Mit der neuen Erscheinung sollte die Reinickendorf modern aussehen, schade eigentlich. Seit 1988 gehört das Schiff wieder zur Reederei Bethke. Ab nun war es bei allen Mitgliedern der Familie Bethke in Fahrt, so 1991-1996 Reederei Bethke, 1997 Reederei G. Bethke, Reederei G. Bethke/ Prause/ Unger, Reederei Unger, 1998-1999 Reederei Unger, 2001-2002 Reederei M. Bethke/ Prause, 2003-2006 Reederei Mathias Bethke, 2007 Reederei M. und S. Bethke, 2010 Reederei Simone Prause. 2017 wurde des Schiff von Mathias Bethke gesteuert, der übrigens 1990 Vereinsmitglied und Förderer Sport-Club Tegel 1919 e.V. war.
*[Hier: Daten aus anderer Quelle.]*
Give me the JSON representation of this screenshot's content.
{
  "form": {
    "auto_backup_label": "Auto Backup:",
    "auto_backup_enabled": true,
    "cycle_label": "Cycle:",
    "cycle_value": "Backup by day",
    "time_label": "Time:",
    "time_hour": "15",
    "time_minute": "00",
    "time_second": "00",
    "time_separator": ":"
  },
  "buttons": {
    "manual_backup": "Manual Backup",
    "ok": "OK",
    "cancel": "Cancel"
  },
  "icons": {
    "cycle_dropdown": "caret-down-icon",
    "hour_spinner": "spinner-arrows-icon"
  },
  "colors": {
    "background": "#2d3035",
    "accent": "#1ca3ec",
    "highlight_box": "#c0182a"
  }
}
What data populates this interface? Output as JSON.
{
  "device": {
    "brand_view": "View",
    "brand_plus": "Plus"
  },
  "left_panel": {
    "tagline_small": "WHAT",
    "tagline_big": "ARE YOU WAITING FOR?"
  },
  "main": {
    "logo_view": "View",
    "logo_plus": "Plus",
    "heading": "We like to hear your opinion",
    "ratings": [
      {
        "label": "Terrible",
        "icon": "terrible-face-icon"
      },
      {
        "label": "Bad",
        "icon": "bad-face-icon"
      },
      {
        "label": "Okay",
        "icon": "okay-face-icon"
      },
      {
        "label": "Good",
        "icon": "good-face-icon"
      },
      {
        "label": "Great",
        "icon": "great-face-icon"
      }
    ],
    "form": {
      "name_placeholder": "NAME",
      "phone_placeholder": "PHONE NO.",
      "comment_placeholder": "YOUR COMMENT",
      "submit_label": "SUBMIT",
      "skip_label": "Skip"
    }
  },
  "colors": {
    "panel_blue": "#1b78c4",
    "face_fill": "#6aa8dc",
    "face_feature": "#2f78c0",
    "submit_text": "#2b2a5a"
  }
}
Neben seiner Karriere als Schleppdampfer, einem reinen „Arbeitsleben“ und als Fahrgastschiff erlebt so ein Schiff auch sonst so einiges. So trieb es 1977 führerlos auf dem See, Grund dafür war grober Unfug, als das Schiff losgemacht wurde. Ärgerlicher war eine Grundberührung vor der Lieper Bucht. Erst nach 17 Stunden konnte das Schiff nur mit Hilfe der „Hanseatic“ der Reederei Winkler und einem Feuerlöschboot wieder flott gemacht werden. Eine Massenkeilerei war 2012 zu überstehen, als eine Person mit Kreislaufproblemen am Anleger Friederickestraße dem Arzt übergeben werden sollte. Von den 160 Fahrgästen an Bord fingen um die 80 eine Rangelei an, ein Mann fiel ins Wasser und wurde von der DLRG gerettet. Neun Verletzte und eine Festnahme war das Resultat, den übrigen Fahrgästen wurde die Weiterfahrt untersagt. Das alles geschah um 0 Uhr 45 während einer Charterfahrt. Auf den fahrplanmäßigen Fahrten geht es aber immer ruhiger zu. Vielleicht werden Sie im neuen Jahr auch mal Fahrgast auf der Reinickendorf, nun für 199 Personen zugelassen, ein Schiff, das dann 104 Jahre alt wird.